4.2.1. Ciò posto, il reato di lottizzazione abusiva s’integra non soltanto in zone assolutamente inedificate, ma anche in quelle parzialmente urbanizzate nelle quali si evidenzia l’esigenza di raccordo con l’aggregato abitativo preesistente o di potenziamento delle opere di urbanizzazione pregresse, cosi che per escluderlo deve essersi verificata una situazione di pressoché completa e razionale edificazione della zona, tale da rendere del tutto superfluo un piano attuativo (così ad es. Sez. 3, n. 35880 del 25/06/2008, Mancinelli, Rv. 241031). Laddove, appunto, il rilascio di concessioni edilizie (destinate a creare nuovi insediamenti abitativi in una zona per la quale il PRG subordina l’attività edificatoria all’adozione di piani di lottizzazione convenzionati) in assenza dei prescritti strumenti attuativi, richiede, ai fini della legittimità dell’intervento, la prova rigorosa della preesistenza e sufficienza delle opere di urbanizzazione primaria, tali da rendere del tutto superfluo lo strumento attuativo. Mentre la valutazione del grado di urbanizzazione dell’area costituisce una questione di fatto, che deve essere esaminata in sede di merito (cfr. complessivamente, in motivazione, Sez. 3, n. 23646 del 12/05/2011, Tarantino e altri, Rv. 250521).

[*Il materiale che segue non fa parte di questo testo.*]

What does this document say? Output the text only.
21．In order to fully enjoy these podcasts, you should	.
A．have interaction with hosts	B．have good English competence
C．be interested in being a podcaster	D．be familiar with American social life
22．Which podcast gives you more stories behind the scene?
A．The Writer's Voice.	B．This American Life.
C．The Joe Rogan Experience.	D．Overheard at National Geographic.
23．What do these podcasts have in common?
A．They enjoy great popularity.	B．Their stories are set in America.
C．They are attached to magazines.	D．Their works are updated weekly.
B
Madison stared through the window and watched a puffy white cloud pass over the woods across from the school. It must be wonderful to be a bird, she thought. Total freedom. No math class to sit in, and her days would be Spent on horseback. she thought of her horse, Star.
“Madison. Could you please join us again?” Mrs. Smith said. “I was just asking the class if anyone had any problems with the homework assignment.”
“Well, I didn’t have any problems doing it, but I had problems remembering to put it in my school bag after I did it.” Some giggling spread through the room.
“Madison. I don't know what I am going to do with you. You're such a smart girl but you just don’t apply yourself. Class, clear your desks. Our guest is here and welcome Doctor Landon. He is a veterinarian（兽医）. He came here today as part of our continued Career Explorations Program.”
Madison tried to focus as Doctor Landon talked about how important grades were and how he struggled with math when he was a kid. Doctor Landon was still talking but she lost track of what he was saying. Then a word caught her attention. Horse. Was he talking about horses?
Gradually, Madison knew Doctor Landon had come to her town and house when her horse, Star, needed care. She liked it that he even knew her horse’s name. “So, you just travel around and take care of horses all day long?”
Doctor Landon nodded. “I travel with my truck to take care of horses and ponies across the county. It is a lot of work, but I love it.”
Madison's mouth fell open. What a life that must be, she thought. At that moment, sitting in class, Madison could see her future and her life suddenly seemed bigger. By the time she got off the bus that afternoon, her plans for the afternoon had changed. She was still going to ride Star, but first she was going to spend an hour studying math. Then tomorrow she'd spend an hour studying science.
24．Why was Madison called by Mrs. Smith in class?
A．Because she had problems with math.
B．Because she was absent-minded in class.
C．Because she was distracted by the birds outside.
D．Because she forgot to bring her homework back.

Per quanto poi riguarda il rilascio comunque dei permessi di costruire e l’indagine in merito alla sussistenza dell’elemento soggettivo, è noto che in sede cautelare al giudice è demandata una valutazione sommaria in ordine al fumus del reato ipotizzato relativamente a tutti gli elementi della fattispecie contestata; ne consegue che lo stesso giudice può rilevare anche il difetto dell’elemento soggettivo del reato, purché esso emerga ictu oculi (ex plurimis, Sez. 2, n. 18331 del 22/04/2016, Iommi e altro, Rv. 266896). Ed in specie non vi è alcuna sicura evidenza in tal senso.

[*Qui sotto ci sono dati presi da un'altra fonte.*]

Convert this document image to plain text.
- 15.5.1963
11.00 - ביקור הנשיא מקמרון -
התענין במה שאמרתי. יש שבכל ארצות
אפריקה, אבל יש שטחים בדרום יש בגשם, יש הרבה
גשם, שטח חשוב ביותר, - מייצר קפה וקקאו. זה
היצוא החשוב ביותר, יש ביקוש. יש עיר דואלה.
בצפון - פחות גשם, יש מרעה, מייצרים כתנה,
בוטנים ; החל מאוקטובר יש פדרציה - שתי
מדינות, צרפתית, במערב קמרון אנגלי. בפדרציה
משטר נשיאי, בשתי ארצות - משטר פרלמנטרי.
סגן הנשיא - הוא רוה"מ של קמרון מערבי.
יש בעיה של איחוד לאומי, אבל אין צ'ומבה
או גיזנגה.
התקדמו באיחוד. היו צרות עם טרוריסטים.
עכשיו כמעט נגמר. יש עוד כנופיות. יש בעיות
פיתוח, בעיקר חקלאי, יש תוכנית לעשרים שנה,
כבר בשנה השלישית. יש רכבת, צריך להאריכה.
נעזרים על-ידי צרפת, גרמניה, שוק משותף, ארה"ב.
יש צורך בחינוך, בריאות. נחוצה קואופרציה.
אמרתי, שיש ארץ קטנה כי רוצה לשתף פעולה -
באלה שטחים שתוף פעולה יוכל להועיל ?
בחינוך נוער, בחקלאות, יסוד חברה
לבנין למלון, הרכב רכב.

4.2.2. In definitiva, ferma l’esistenza di questione di fatto insindacabile in questa sede (come peraltro è stato correttamente prospettato dallo stesso ricorrente), integra invero il reato anche l’edificazione realizzata, in assenza di piano attuativo, in un fondo ubicato in zona già urbanizzata, qualora la situazione di fatto richieda un intervento idoneo a restituire efficienza all’abitato – come è stato desunto in specie - mediante il riordino o la definizione ex novo di un disegno urbanistico dell’area, essendo esclusa la necessità dello strumento attuativo nel solo caso in cui tale situazione sia con esso del tutto incompatibile a causa della pressoché completa edificazione della zona (Sez. 3, n. 47280 del 12/09/2019, Cancelli, Rv. 277363).

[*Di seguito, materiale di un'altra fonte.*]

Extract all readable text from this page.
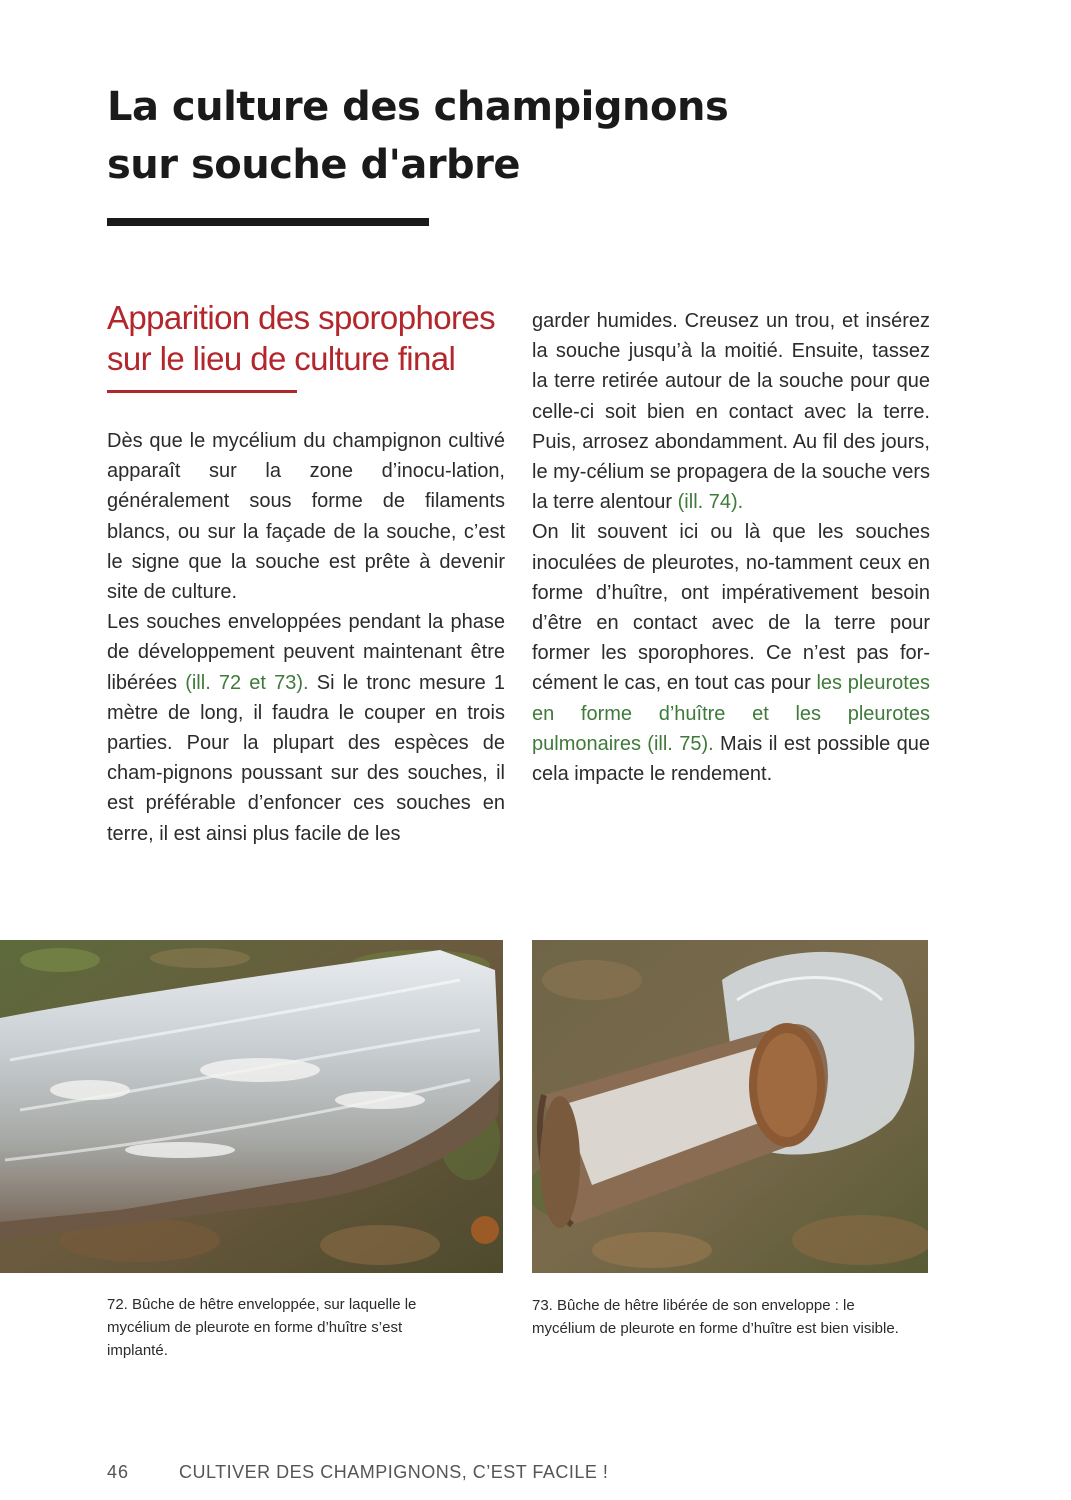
La culture des champignons
sur souche d'arbre
Apparition des sporophores
sur le lieu de culture final

Dès que le mycélium du champignon cultivé apparaît sur la zone d’inocu-lation, généralement sous forme de filaments blancs, ou sur la façade de la souche, c’est le signe que la souche est prête à devenir site de culture.

Les souches enveloppées pendant la phase de développement peuvent maintenant être libérées (ill. 72 et 73). Si le tronc mesure 1 mètre de long, il faudra le couper en trois parties. Pour la plupart des espèces de cham-pignons poussant sur des souches, il est préférable d’enfoncer ces souches en terre, il est ainsi plus facile de les

garder humides. Creusez un trou, et insérez la souche jusqu’à la moitié. Ensuite, tassez la terre retirée autour de la souche pour que celle-ci soit bien en contact avec la terre. Puis, arrosez abondamment. Au fil des jours, le my-célium se propagera de la souche vers la terre alentour (ill. 74).

On lit souvent ici ou là que les souches inoculées de pleurotes, no-tamment ceux en forme d’huître, ont impérativement besoin d’être en contact avec de la terre pour former les sporophores. Ce n’est pas for-cément le cas, en tout cas pour les pleurotes en forme d’huître et les pleurotes pulmonaires (ill. 75). Mais il est possible que cela impacte le rendement.

72. Bûche de hêtre enveloppée, sur laquelle le mycélium de pleurote en forme d’huître s’est implanté.

73. Bûche de hêtre libérée de son enveloppe : le mycélium de pleurote en forme d’huître est bien visible.

46	CULTIVER DES CHAMPIGNONS, C’EST FACILE !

4.2.3. Il provvedimento impugnato appare avere fatto corretta applicazione dei richiamati principi, tenuto conto della concreta situazione siccome ricostruita e dell’interpretazione degli strumenti edilizi, laddove in definitiva viene richiesta in questa sede una nuova non consentita valutazione del materiale istruttorio, già esaminato dal Giudice del merito.
4.3. Ogni ulteriore questione rimane così assorbita, ravvisato invero nei termini che precedono il fumus della lottizzazione illecita.
5. Alla stregua delle considerazioni che precedono, l’impugnazione non si presenta fondata, col conseguente rigetto del ricorso e la condanna del ricorrente al pagamento delle spese processuali.
P.Q.M.
Rigetta il ricorso e condanna il ricorrente al pagamento delle spese processuali.